Pour le Congo, il semble nécessaire de connaître les modalités et les conséquences sur la fiscalité du principe de « partage de production » qui devrait figurer dans la nouvelle loi forestière. Le Ministère en charge des forêts indiquant qu’une fois la loi adoptée, une étude serait lancée pour envisager les modalités d’application de cette mesure, il faudra donc attendre les conclusions de cette étude et les textes d’application de la loi avant d’envisager un dialogue sur le mécanisme RCF.

Au Gabon également la fiscalité forestière risque d’être modifiée très prochainement, justifiant d’attendre de connaitre le nouveau régime fiscal avant de proposer le mécanisme. Le principe de différenciation des taux de taxation pour les entreprises certifiées pourrait être adopté dans un nouveau régime fiscal et se traduire par une hausse de certaines taxes pour les entreprises non certifiées. Si ce principe va dans le sens de la logique d’incitation portée par le mécanisme RCF, reste à savoir si la différenciation fiscale qui sera proposée constituera une incitation suffisante pour que de nouvelles entreprises emboîtent le pas des trois sociétés déjà certifiées. Dans le cas où le niveau d’incitation serait jugé insuffisant, l’utilisation du mécanisme RCF pourrait être justifiée. Bien sûr, la mise en œuvre de l’obligation de certification des concessions forestières dès 2022 rendrait le mécanisme RCF sans objet. Si, néanmoins, cette mesure n’entrait pas en vigueur en 2022, mais à une date ultérieure, le mécanisme RCF pourrait être utilisé dans l’intervalle pour faciliter la transition.
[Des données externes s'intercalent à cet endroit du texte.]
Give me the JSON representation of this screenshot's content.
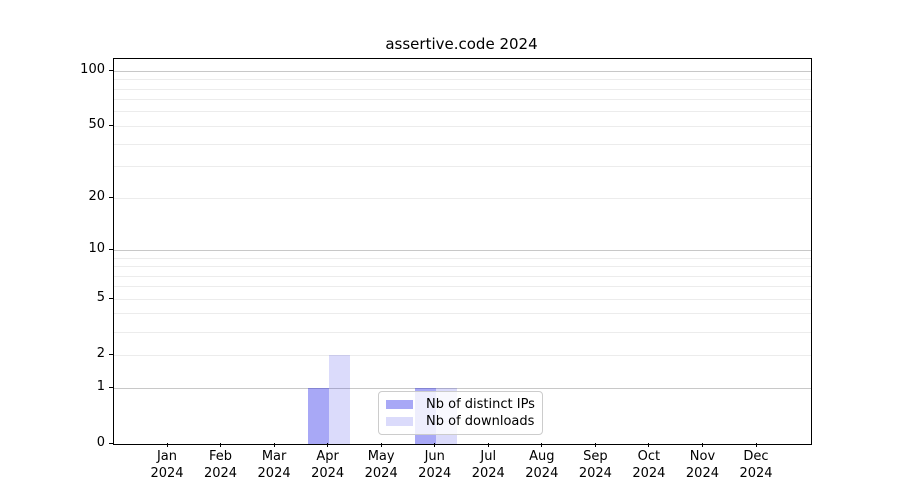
{
  "title": "assertive.code 2024",
  "chart_data": {
    "type": "bar",
    "title": "assertive.code 2024",
    "categories": [
      "Jan",
      "Feb",
      "Mar",
      "Apr",
      "May",
      "Jun",
      "Jul",
      "Aug",
      "Sep",
      "Oct",
      "Nov",
      "Dec"
    ],
    "year_label": "2024",
    "series": [
      {
        "name": "Nb of distinct IPs",
        "color": "#a9a9f7",
        "fill": "rgba(0,0,230,0.34)",
        "values": [
          0,
          0,
          0,
          1,
          0,
          1,
          0,
          0,
          0,
          0,
          0,
          0
        ]
      },
      {
        "name": "Nb of downloads",
        "color": "#dbdcf9",
        "fill": "rgba(0,0,230,0.14)",
        "values": [
          0,
          0,
          0,
          2,
          0,
          1,
          0,
          0,
          0,
          0,
          0,
          0
        ]
      }
    ],
    "xlabel": "",
    "ylabel": "",
    "y_axis": {
      "scale": "log1p",
      "tick_values": [
        0,
        1,
        2,
        5,
        10,
        20,
        50,
        100
      ],
      "major_gridlines": [
        1,
        10,
        100
      ],
      "minor_gridlines": [
        2,
        3,
        4,
        5,
        6,
        7,
        8,
        9,
        20,
        30,
        40,
        50,
        60,
        70,
        80,
        90
      ],
      "ylim": [
        0,
        116
      ]
    },
    "grid": true,
    "legend_position": "lower-center-inside"
  },
  "colors": {
    "background": "#ffffff",
    "axis": "#000000",
    "grid_major": "#c8c8c8",
    "grid_minor": "#ececec",
    "legend_border": "#cccccc",
    "text": "#000000"
  }
}
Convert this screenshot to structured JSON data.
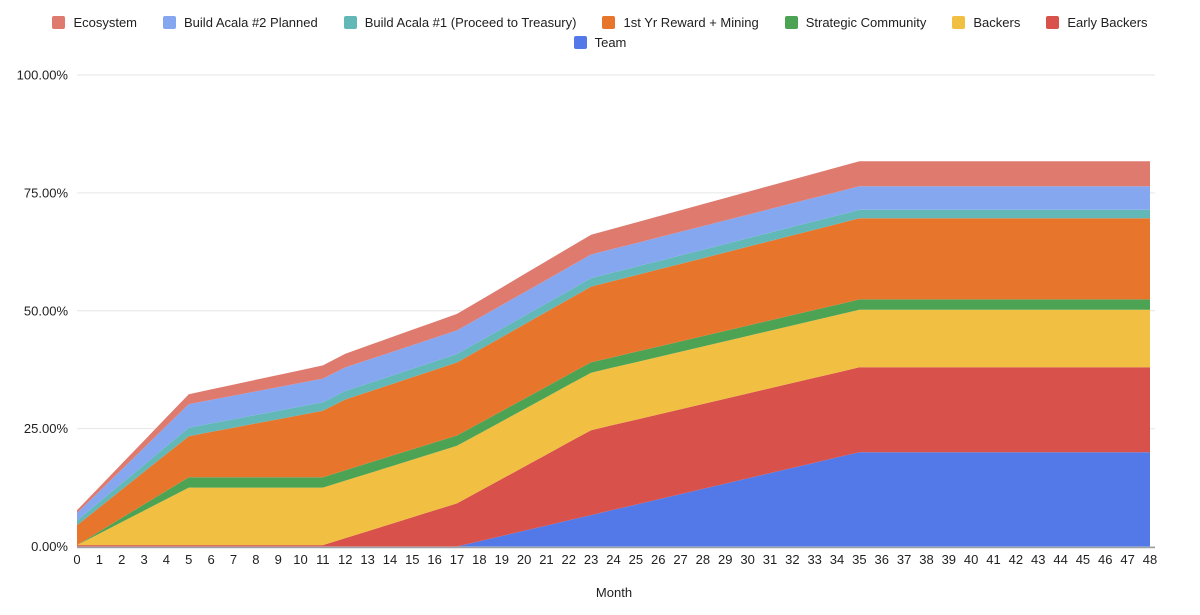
{
  "chart_data": {
    "type": "area",
    "stacked": true,
    "title": "",
    "xlabel": "Month",
    "ylim": [
      0,
      100
    ],
    "grid": true,
    "legend_position": "top",
    "x": [
      0,
      1,
      2,
      3,
      4,
      5,
      6,
      7,
      8,
      9,
      10,
      11,
      12,
      13,
      14,
      15,
      16,
      17,
      18,
      19,
      20,
      21,
      22,
      23,
      24,
      25,
      26,
      27,
      28,
      29,
      30,
      31,
      32,
      33,
      34,
      35,
      36,
      37,
      38,
      39,
      40,
      41,
      42,
      43,
      44,
      45,
      46,
      47,
      48
    ],
    "y_ticks": [
      {
        "value": 0,
        "label": "0.00%"
      },
      {
        "value": 25,
        "label": "25.00%"
      },
      {
        "value": 50,
        "label": "50.00%"
      },
      {
        "value": 75,
        "label": "75.00%"
      },
      {
        "value": 100,
        "label": "100.00%"
      }
    ],
    "legend_rows": [
      [
        "ecosystem",
        "build-acala-2-planned",
        "build-acala-1-treasury",
        "first-yr-reward-mining",
        "strategic-community",
        "backers",
        "early-backers"
      ],
      [
        "team"
      ]
    ],
    "series": [
      {
        "id": "team",
        "name": "Team",
        "color": "#5279e7",
        "values": [
          0,
          0,
          0,
          0,
          0,
          0,
          0,
          0,
          0,
          0,
          0,
          0,
          0,
          0,
          0,
          0,
          0,
          0,
          1.11,
          2.22,
          3.33,
          4.44,
          5.56,
          6.67,
          7.78,
          8.89,
          10,
          11.11,
          12.22,
          13.33,
          14.44,
          15.56,
          16.67,
          17.78,
          18.89,
          20,
          20,
          20,
          20,
          20,
          20,
          20,
          20,
          20,
          20,
          20,
          20,
          20,
          20
        ]
      },
      {
        "id": "early-backers",
        "name": "Early Backers",
        "color": "#d8514a",
        "values": [
          0.3,
          0.3,
          0.3,
          0.3,
          0.3,
          0.3,
          0.3,
          0.3,
          0.3,
          0.3,
          0.3,
          0.3,
          1.78,
          3.25,
          4.73,
          6.2,
          7.68,
          9.15,
          10.63,
          12.1,
          13.58,
          15.05,
          16.53,
          18,
          18,
          18,
          18,
          18,
          18,
          18,
          18,
          18,
          18,
          18,
          18,
          18,
          18,
          18,
          18,
          18,
          18,
          18,
          18,
          18,
          18,
          18,
          18,
          18,
          18
        ]
      },
      {
        "id": "backers",
        "name": "Backers",
        "color": "#f1bf42",
        "values": [
          0,
          2.44,
          4.88,
          7.32,
          9.76,
          12.2,
          12.2,
          12.2,
          12.2,
          12.2,
          12.2,
          12.2,
          12.2,
          12.2,
          12.2,
          12.2,
          12.2,
          12.2,
          12.2,
          12.2,
          12.2,
          12.2,
          12.2,
          12.2,
          12.2,
          12.2,
          12.2,
          12.2,
          12.2,
          12.2,
          12.2,
          12.2,
          12.2,
          12.2,
          12.2,
          12.2,
          12.2,
          12.2,
          12.2,
          12.2,
          12.2,
          12.2,
          12.2,
          12.2,
          12.2,
          12.2,
          12.2,
          12.2,
          12.2
        ]
      },
      {
        "id": "strategic-community",
        "name": "Strategic Community",
        "color": "#4da354",
        "values": [
          0,
          0.44,
          0.88,
          1.32,
          1.76,
          2.2,
          2.2,
          2.2,
          2.2,
          2.2,
          2.2,
          2.2,
          2.2,
          2.2,
          2.2,
          2.2,
          2.2,
          2.2,
          2.2,
          2.2,
          2.2,
          2.2,
          2.2,
          2.2,
          2.2,
          2.2,
          2.2,
          2.2,
          2.2,
          2.2,
          2.2,
          2.2,
          2.2,
          2.2,
          2.2,
          2.2,
          2.2,
          2.2,
          2.2,
          2.2,
          2.2,
          2.2,
          2.2,
          2.2,
          2.2,
          2.2,
          2.2,
          2.2,
          2.2
        ]
      },
      {
        "id": "first-yr-reward-mining",
        "name": "1st Yr Reward + Mining",
        "color": "#e8752c",
        "values": [
          4.2,
          5.1,
          6,
          6.9,
          7.8,
          8.7,
          9.6,
          10.5,
          11.4,
          12.3,
          13.2,
          14.1,
          15,
          15.1,
          15.19,
          15.29,
          15.38,
          15.48,
          15.57,
          15.67,
          15.77,
          15.86,
          15.96,
          16.05,
          16.15,
          16.24,
          16.34,
          16.43,
          16.53,
          16.63,
          16.72,
          16.82,
          16.91,
          17.01,
          17.1,
          17.2,
          17.2,
          17.2,
          17.2,
          17.2,
          17.2,
          17.2,
          17.2,
          17.2,
          17.2,
          17.2,
          17.2,
          17.2,
          17.2
        ]
      },
      {
        "id": "build-acala-1-treasury",
        "name": "Build Acala #1 (Proceed to Treasury)",
        "color": "#61b8b6",
        "values": [
          1,
          1.16,
          1.32,
          1.48,
          1.64,
          1.8,
          1.8,
          1.8,
          1.8,
          1.8,
          1.8,
          1.8,
          1.8,
          1.8,
          1.8,
          1.8,
          1.8,
          1.8,
          1.8,
          1.8,
          1.8,
          1.8,
          1.8,
          1.8,
          1.8,
          1.8,
          1.8,
          1.8,
          1.8,
          1.8,
          1.8,
          1.8,
          1.8,
          1.8,
          1.8,
          1.8,
          1.8,
          1.8,
          1.8,
          1.8,
          1.8,
          1.8,
          1.8,
          1.8,
          1.8,
          1.8,
          1.8,
          1.8,
          1.8
        ]
      },
      {
        "id": "build-acala-2-planned",
        "name": "Build Acala #2 Planned",
        "color": "#85a7f0",
        "values": [
          1.6,
          2.28,
          2.96,
          3.64,
          4.32,
          5,
          5,
          5,
          5,
          5,
          5,
          5,
          5,
          5,
          5,
          5,
          5,
          5,
          5,
          5,
          5,
          5,
          5,
          5,
          5,
          5,
          5,
          5,
          5,
          5,
          5,
          5,
          5,
          5,
          5,
          5,
          5,
          5,
          5,
          5,
          5,
          5,
          5,
          5,
          5,
          5,
          5,
          5,
          5
        ]
      },
      {
        "id": "ecosystem",
        "name": "Ecosystem",
        "color": "#df7a6e",
        "values": [
          0.6,
          0.9,
          1.2,
          1.5,
          1.8,
          2.1,
          2.22,
          2.33,
          2.45,
          2.57,
          2.68,
          2.8,
          2.92,
          3.03,
          3.15,
          3.27,
          3.38,
          3.5,
          3.62,
          3.73,
          3.85,
          3.97,
          4.08,
          4.2,
          4.29,
          4.38,
          4.48,
          4.57,
          4.66,
          4.75,
          4.84,
          4.94,
          5.03,
          5.12,
          5.21,
          5.3,
          5.3,
          5.3,
          5.3,
          5.3,
          5.3,
          5.3,
          5.3,
          5.3,
          5.3,
          5.3,
          5.3,
          5.3,
          5.3
        ]
      }
    ]
  }
}
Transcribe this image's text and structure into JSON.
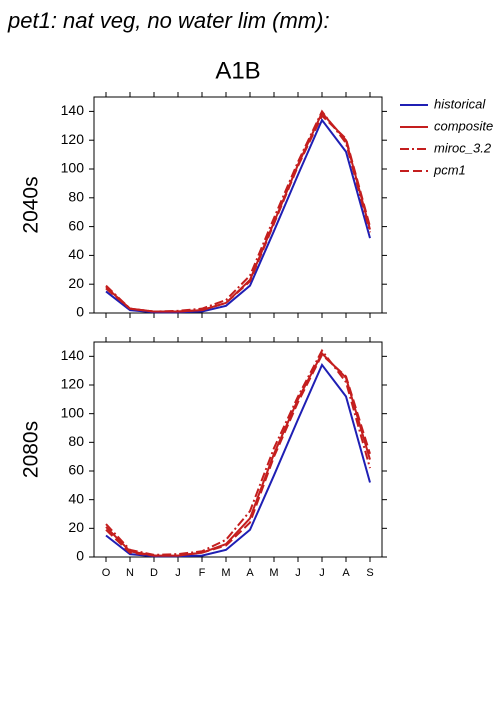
{
  "header": {
    "title": "pet1: nat veg, no water lim (mm):",
    "subtitle": "A1B"
  },
  "chart_data": [
    {
      "type": "line",
      "ylabel": "2040s",
      "ylim": [
        0,
        150
      ],
      "yticks": [
        0,
        20,
        40,
        60,
        80,
        100,
        120,
        140
      ],
      "series": [
        {
          "name": "historical",
          "color": "#1f1fb4",
          "dash": "solid",
          "values": [
            15,
            2,
            0.5,
            0.5,
            1,
            5,
            19,
            57,
            96,
            134,
            112,
            52
          ]
        },
        {
          "name": "composite",
          "color": "#c41e1e",
          "dash": "solid",
          "values": [
            18,
            3,
            1,
            1,
            2,
            7,
            23,
            63,
            103,
            139,
            120,
            58
          ]
        },
        {
          "name": "miroc_3.2",
          "color": "#c41e1e",
          "dash": "dashdot",
          "values": [
            19,
            3,
            1,
            1.5,
            3,
            9,
            26,
            66,
            105,
            140,
            118,
            56
          ]
        },
        {
          "name": "pcm1",
          "color": "#c41e1e",
          "dash": "dash",
          "values": [
            17,
            3,
            1,
            1,
            2,
            7,
            22,
            62,
            102,
            137,
            121,
            60
          ]
        }
      ]
    },
    {
      "type": "line",
      "ylabel": "2080s",
      "ylim": [
        0,
        150
      ],
      "yticks": [
        0,
        20,
        40,
        60,
        80,
        100,
        120,
        140
      ],
      "categories": [
        "O",
        "N",
        "D",
        "J",
        "F",
        "M",
        "A",
        "M",
        "J",
        "J",
        "A",
        "S"
      ],
      "series": [
        {
          "color": "#1f1fb4",
          "dash": "solid",
          "values": [
            15,
            2,
            0.5,
            0.5,
            1,
            5,
            19,
            57,
            96,
            134,
            112,
            52
          ]
        },
        {
          "color": "#c41e1e",
          "dash": "solid",
          "values": [
            21,
            4,
            1,
            1,
            3,
            9,
            27,
            72,
            110,
            142,
            125,
            68
          ]
        },
        {
          "color": "#c41e1e",
          "dash": "dashdot",
          "values": [
            23,
            5,
            1.5,
            2,
            4,
            12,
            32,
            76,
            112,
            144,
            122,
            62
          ]
        },
        {
          "color": "#c41e1e",
          "dash": "dash",
          "values": [
            19,
            3,
            1,
            1,
            3,
            8,
            24,
            70,
            108,
            141,
            126,
            72
          ]
        }
      ]
    }
  ]
}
La recommandation principale est d’accorder la priorité au Cameroun. La pression fiscale ne cesse d’y augmenter : en 2019, la taxe d’abattage est passée de 2,5 à 4%, et en 2020, les taxes d’exportation sur les grumes sont passées de 30 à 35%, les taxes export sur les produits transformés passant, quant à elles, de 5,65% à 10%. A l’heure actuelle, il n’y a qu’une seule concession encore certifiée « gestion forestière » au Cameroun. Le pays, qui a été celui de la première entreprise certifiée en Afrique centrale (en 2005), est aussi le seul de la région où des d’entreprises ont abandonné la certification – soit pour abaisser leurs coûts, soit pour causse de cessation d’activités. Le contexte de gouvernance – qui se traduit par d’importantes distorsions de concurrence entre entreprises responsables et opérateurs agissant aux limites de la légalité – ainsi que l’accroissement du « coût de la légalité », à commencer par l’augmentation quasi continue du niveau de la pression fiscale, expliquent en très grande partie cette situation. Le basculement du marché vers l’Asie et différents pays émergents ces 15 dernières années fait également partie des facteurs à prendre en compte, mais le Gabon et le Congo connaissent la même situation et n’ont pas connu, eux, de recul des superficies certifiées, ce qui suggère que cette évolution des marchés n’explique pas tout.

Il est clair que cette mesure d’abattement fiscal ne peut, à elle seule, inverser les tendances à la dégradation constatées dans le secteur forestier. Elle ne peut se substituer à d’autres mesures essentielles en matière de lutte contre l’illégalité, la conversion des forêts naturelles par le déclassement des UFA et un dialogue politique exigeant. Mais, dans le contexte actuel, maintenir correctement géré un important noyau de forêts de production pris en charge par des opérateurs économiques responsables constituerait un point d’appui pour combattre la dynamique dangereuse de dégradation rapide des ressources ligneuses, laquelle conduira inévitablement, tôt ou tard, à la déforestation.